# SVM model

In [None]:
import pandas as pd
from sklearn.feature_extraction.text import TfidfVectorizer
from sklearn.svm import SVC
from sklearn.metrics import accuracy_score, classification_report, confusion_matrix
from sklearn.model_selection import GridSearchCV
import matplotlib.pyplot as plt
import seaborn as sns
from joblib import dump

## load the data

In [None]:
train_df = pd.read_csv('../data/train_data.csv')
test_df = pd.read_csv('../data/test_data.csv')

X_train = train_df['X_train'].astype(str)
y_train = train_df['y_train']
X_test = test_df['X_test'].astype(str)
y_test = test_df['y_test']

## TF-IDF Vectorization

In [None]:
vectorizer = TfidfVectorizer(
    max_features=10000,
    stop_words='english',
    ngram_range=(1, 2),
    min_df=2,
    max_df=0.95
)

X_train_tfidf = vectorizer.fit_transform(X_train)
X_test_tfidf = vectorizer.transform(X_test)
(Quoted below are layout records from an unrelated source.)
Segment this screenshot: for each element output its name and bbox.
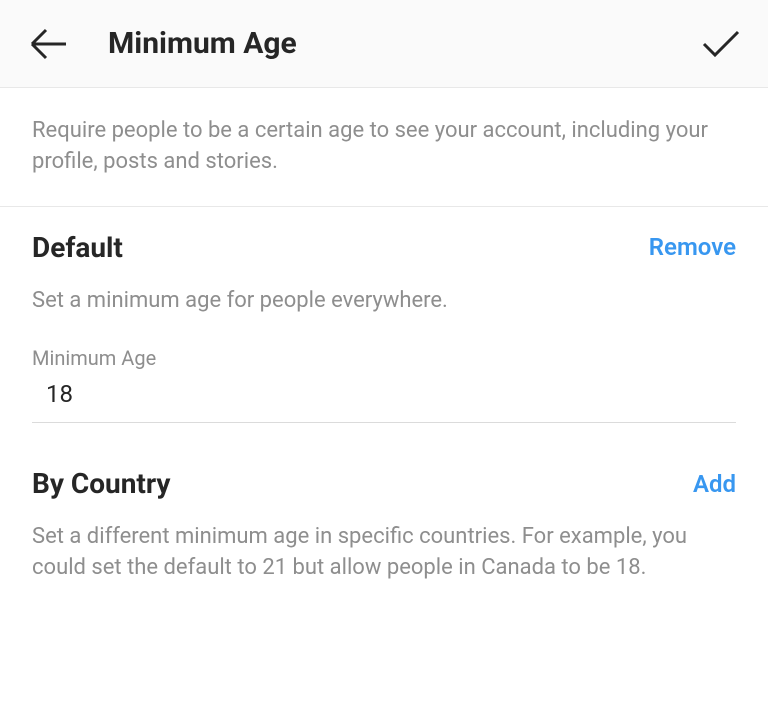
default-subtitle: Set a minimum age for people everywhere.: [32, 286, 736, 317]
back-button[interactable]: [24, 20, 72, 68]
check-icon: [698, 22, 742, 66]
confirm-button[interactable]: [696, 20, 744, 68]
minimum-age-field[interactable]: 18: [32, 380, 736, 423]
country-section: By Country Add Set a different minimum a…: [0, 423, 768, 584]
page-title: Minimum Age: [108, 26, 696, 61]
intro-text: Require people to be a certain age to se…: [32, 116, 736, 178]
country-subtitle: Set a different minimum age in specific …: [32, 522, 736, 584]
intro-section: Require people to be a certain age to se…: [0, 88, 768, 207]
header-bar: Minimum Age: [0, 0, 768, 88]
minimum-age-value: 18: [46, 380, 73, 408]
default-title: Default: [32, 231, 123, 264]
country-section-header: By Country Add: [32, 467, 736, 500]
add-button[interactable]: Add: [693, 470, 736, 498]
country-title: By Country: [32, 467, 171, 500]
default-section: Default Remove Set a minimum age for peo…: [0, 207, 768, 424]
minimum-age-label: Minimum Age: [32, 346, 736, 370]
default-section-header: Default Remove: [32, 231, 736, 264]
arrow-left-icon: [26, 22, 70, 66]
remove-button[interactable]: Remove: [649, 233, 736, 261]
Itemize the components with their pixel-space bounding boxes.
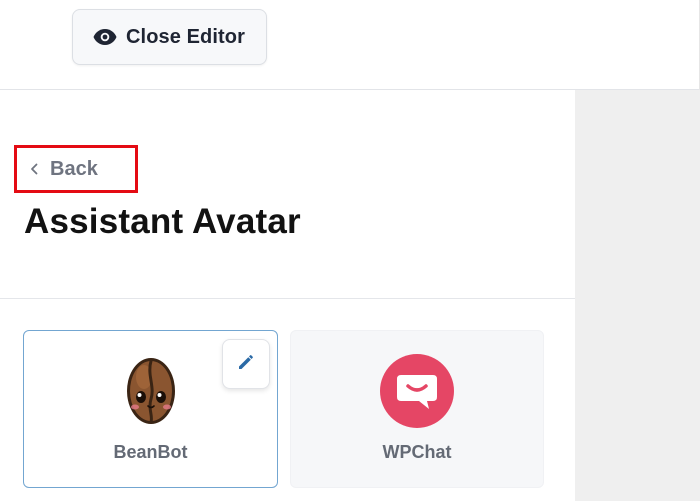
chat-bubble-smile-icon [379,353,455,429]
avatar-settings-panel: Back Assistant Avatar BeanBot WPChat [0,90,575,501]
close-editor-label: Close Editor [126,25,245,48]
close-editor-button[interactable]: Close Editor [72,9,267,65]
edit-avatar-button[interactable] [222,339,270,389]
avatar-option-beanbot[interactable]: BeanBot [23,330,278,488]
divider [0,298,575,299]
eye-icon [93,25,117,49]
page-title: Assistant Avatar [24,202,301,241]
avatar-name-wpchat: WPChat [382,442,452,462]
pencil-icon [237,353,255,376]
preview-area [575,90,700,501]
coffee-bean-avatar-icon [113,353,189,429]
chevron-left-icon [30,162,40,176]
back-label: Back [50,157,98,180]
avatar-name-beanbot: BeanBot [113,442,188,462]
avatar-option-wpchat[interactable]: WPChat [290,330,544,488]
editor-toolbar: Close Editor [0,0,700,90]
back-link[interactable]: Back [14,145,138,193]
## Train model with Hyper-Parameter tuning

In [None]:
param_grid = {
    'C': [0.1, 1, 10],
    'kernel': ['linear', 'rbf'],
    'gamma': ['scale', 'auto']
}

svm = SVC(probability=True, class_weight='balanced')
grid_search = GridSearchCV(svm, param_grid, cv=3, n_jobs=-1, verbose=1)
grid_search.fit(X_train_tfidf, y_train)

best_svm = grid_search.best_estimator_
print("Best parameters:", grid_search.best_params_)

## Evaluation

In [None]:
y_pred = best_svm.predict(X_test_tfidf)
print("Accuracy:", accuracy_score(y_test, y_pred))
print("\nClassification Report:\n", classification_report(y_test, y_pred))

## Confusion Matrix

In [None]:
cm = confusion_matrix(y_test, y_pred)
plt.figure(figsize=(6,6))
sns.heatmap(cm, annot=True, fmt='d', cmap='Blues')
plt.xlabel('Predicted')
plt.ylabel('Actual')
plt.title('SVM Confusion Matrix')
plt.savefig('../models/svm_confusion_matrix.png')
plt.show()

## Save model

In [None]:
dump(best_svm, '../models/svm_model.joblib')
dump(vectorizer, '../models/tfidf_vectorizer.joblib')